PUTNEY — Chris Pratt knows how hard it can be for students with learning disabilities.
"I'm someone who grew up with a learning disability - a learning difference," said Pratt, Windham Southwest Supervisory Union superintendent. "So it's important to me not just personally but professionally that we try to find opportunities for these kids who have not seen a lot of successes in their lives - to get that spark in the college environment."
Students in Windham Southwest and two other supervisory unions will have that opportunity via a new partnership with Putney-based Landmark College, which specializes in serving students with learning difficulties.
The deal extends Landmark educational programming - including dual-enrollment courses for college credit - to students in the Windham Southeast, Windham Southwest and Windham Central supervisory unions. It also makes Landmark's professional development services available to those unions at a discounted rate.
While the regional partnership carries benefits for the college and the supervisory unions, Landmark President Peter Eden said there's a more important reason to join forces.
"The bigger vision here, the bigger goal is to give these particular students some success," Eden said. "To give them some confidence, so they're emboldened and they can move on to college. And not just college - a career."
Landmark College opened in 1985 and was a pioneer in tailoring college programs to students with dyslexia.
More than three decades later, Landmark administrators say their niche is to "exclusively serve students who learn differently." That includes students with dyslexia, attention deficit hyperactivity disorder and autism spectrum disorder.
The college has continued to evolve, offering its first bachelor's degree programs in 2012 and recently expanding its physical facilities.
Thursday's announcement represents a different sort of expansion. Building on a partnership with Brattleboro Union High School, Landmark now has a memorandum of understanding with three supervisory unions that cover most of Windham County.
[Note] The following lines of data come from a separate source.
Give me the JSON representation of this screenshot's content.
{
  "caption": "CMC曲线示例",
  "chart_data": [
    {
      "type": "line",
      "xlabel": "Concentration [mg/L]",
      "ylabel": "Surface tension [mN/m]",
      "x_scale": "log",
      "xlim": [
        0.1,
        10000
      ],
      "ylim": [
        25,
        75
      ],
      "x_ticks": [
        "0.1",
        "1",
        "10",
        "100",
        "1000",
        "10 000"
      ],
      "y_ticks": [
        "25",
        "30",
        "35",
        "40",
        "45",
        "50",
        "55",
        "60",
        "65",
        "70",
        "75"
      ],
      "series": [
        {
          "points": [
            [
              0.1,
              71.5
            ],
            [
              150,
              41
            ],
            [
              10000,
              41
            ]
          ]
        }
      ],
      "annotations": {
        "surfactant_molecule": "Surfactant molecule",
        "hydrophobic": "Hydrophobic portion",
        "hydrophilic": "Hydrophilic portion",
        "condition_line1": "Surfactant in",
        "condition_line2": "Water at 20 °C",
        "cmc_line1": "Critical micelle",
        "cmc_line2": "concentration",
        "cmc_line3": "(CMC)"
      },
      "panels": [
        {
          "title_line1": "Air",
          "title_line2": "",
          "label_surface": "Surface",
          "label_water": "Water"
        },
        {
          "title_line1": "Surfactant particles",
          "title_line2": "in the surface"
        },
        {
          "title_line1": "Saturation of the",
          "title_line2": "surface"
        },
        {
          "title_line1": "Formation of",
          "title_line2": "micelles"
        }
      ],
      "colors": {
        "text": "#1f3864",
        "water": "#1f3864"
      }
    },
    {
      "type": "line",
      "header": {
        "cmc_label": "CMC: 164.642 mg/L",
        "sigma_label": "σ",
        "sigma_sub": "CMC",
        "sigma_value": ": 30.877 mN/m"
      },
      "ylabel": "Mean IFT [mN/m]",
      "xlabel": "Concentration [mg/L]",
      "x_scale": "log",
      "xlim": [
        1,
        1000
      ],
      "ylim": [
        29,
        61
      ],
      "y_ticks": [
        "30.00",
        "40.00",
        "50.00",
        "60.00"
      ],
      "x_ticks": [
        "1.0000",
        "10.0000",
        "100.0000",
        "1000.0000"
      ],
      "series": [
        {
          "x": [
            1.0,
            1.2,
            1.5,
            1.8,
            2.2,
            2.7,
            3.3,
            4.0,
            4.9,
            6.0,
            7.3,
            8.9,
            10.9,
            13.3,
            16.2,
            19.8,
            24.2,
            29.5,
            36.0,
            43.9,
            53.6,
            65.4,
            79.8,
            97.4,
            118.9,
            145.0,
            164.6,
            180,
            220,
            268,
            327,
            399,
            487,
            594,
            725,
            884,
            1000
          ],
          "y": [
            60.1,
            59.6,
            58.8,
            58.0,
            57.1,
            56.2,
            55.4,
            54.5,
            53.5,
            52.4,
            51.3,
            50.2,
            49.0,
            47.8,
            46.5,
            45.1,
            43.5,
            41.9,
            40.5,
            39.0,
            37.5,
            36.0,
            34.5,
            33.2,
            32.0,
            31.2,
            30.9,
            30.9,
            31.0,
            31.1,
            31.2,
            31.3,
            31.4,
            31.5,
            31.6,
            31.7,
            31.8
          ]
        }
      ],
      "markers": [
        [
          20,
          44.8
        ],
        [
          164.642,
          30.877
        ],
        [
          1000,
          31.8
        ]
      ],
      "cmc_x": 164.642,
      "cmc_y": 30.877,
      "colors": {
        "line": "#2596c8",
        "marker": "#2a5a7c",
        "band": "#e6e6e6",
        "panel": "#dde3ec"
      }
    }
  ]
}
The agreement, which took effect Jan. 1 and continues indefinitely, has three main elements:
Students in sixth, seventh and eighth grades can participate in Landmark's summer program, titled "Expanded Learning Opportunities in Science, Technology, Engineering and Mathematics."
That program started last year and is scheduled to expand into two offerings in summer 2017 - computer science and forensic science.
Like Landmark's other programs, the summer offering is geared toward students with learning disabilities. The idea is to impart so-called "STEM" skills and problem-solving abilities as well as a degree of confidence - a feeling of "this is OK, I can do this, I can handle this," said Susan Grabowski, Landmark's director of short-term programs.
Windham Central Superintendent Bill Anton sees such programs as an important opportunity, given that one in five of his supervisory union's students has a learning difficulty.
"It's almost like a preview giving kids a taste of what learning can look like," Anton said. "And doing it in an expert environment."
Students in the three supervisory unions also can take Landmark courses for college credit. Currently, the college's dual-enrollment offerings include introduction to communication, introduction to public speaking and perspectives in learning, though administrators say they're looking to expand that curriculum.
Such courses are available at Landmark or online - a key feature for students who don't live near Putney or don't have readily available transportation.
Windham Southeast Superintendent Ron Stahley said some of his students already have partaken of Landmark courses via an agreement with Windham Regional Collegiate High School. "I think these online opportunities are just going to expand our involvement," Stahley said.
Administrators said the courses are tailored to those with learning difficulties, and that extends beyond the coursework itself.
Manju Banerjee, Landmark's vice president for educational research and innovation, noted that "many of our students get lost in college in the verbiage of a syllabus." So the college's syllabi are set up day-by-day with assignment due dates displayed prominently.
"That is the trigger for students who often have difficulty turning in assignments on time," Banerjee said. "It starts with the essentials - it's ordered in a different way."
The supervisory unions also have discounted access to professional development programs at Landmark. Administrators said the college's Institute for Research and Training has a variety of offerings for educators including workshops, webinars, a summer institute and an innovation symposium.
"It's a fabulous resource that we have here," Pratt said. "We just need to tap into it more."
Also included in the new agreement is a fundraising/grant-writing arrangement between the college and the supervisory unions.
While dual-enrollment courses are funded via a state voucher program, there is a charge for the middle school and professional development offerings, said Lynne Feal-Staub, Landmark's director of grants and sponsored programs.
Landmark is offering assistance to find funding to keep those costs relatively low, Feal-Staub said. "The schools don't have, necessarily, a lot of resources to pump out grant applications," she said. "We have the resources here."